Parallel structure example:

Correct - Cotton is comfortable and washable.
Incorrect - Cotton is comfortable and one can wash it.


___ 1. Missing commas
___ 2. Missing quotation marks in dialogue
___ 3. Misused semicolons and colons
___ 4. Missing or misused apostrophes


___ 1. Proper nouns and adjectives not capitalized
___ 2. Errors in titles


Proofreading is the final step. Consider it the garnish, the added touch before presentation. Once again, you will be examining spelling, punctuation, grammar, and usage. However, this time you will be slowing down, disassociating yourself from the story-line and looking at each individual letter and word.

If you are proofreading your own work, this task is especially hard to do. Remember, as the writer, we tend to see what should be there instead of what actually is. And, disassociating ourselves from our own writing is a daunting task.

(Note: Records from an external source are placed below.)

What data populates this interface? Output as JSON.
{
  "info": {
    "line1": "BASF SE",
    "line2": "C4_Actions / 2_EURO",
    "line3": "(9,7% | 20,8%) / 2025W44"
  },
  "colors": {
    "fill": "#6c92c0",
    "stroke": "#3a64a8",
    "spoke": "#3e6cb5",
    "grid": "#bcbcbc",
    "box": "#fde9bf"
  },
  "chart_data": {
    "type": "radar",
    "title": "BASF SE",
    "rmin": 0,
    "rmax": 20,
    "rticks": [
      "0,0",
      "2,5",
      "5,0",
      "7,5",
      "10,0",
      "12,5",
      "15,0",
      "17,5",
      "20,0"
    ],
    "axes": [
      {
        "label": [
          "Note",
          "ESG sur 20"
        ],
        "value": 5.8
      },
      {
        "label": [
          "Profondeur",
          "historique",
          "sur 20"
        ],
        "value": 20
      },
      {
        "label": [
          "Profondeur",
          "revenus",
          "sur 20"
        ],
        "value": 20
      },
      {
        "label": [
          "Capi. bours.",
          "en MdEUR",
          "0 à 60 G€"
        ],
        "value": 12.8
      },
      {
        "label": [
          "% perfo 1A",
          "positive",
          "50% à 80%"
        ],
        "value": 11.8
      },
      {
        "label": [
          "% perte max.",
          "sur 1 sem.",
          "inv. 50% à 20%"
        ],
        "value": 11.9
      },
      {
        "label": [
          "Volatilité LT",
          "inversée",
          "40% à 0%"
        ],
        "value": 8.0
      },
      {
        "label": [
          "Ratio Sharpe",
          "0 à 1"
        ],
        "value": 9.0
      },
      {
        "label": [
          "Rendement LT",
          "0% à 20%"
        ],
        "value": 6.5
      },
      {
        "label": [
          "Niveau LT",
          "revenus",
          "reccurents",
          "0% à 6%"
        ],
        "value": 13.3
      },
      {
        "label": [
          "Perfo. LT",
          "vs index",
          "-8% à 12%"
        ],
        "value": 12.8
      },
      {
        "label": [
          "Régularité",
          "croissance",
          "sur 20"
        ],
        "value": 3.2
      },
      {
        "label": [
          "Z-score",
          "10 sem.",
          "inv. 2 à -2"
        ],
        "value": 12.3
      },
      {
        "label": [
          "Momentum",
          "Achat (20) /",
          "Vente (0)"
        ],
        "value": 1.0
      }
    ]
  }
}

Ideally, find someone else to proofread your manuscript. Make sure they can be critical and honest with you. Bribe them if necessary.

If you are stuck doing it on your own, try proofreading backwards. Start from the last page and work your way back to the beginning. This will help you disassociate yourself.

Revising, editing, and proofreading are critical to the success of your finished product. Do NOT skip these important steps of the process!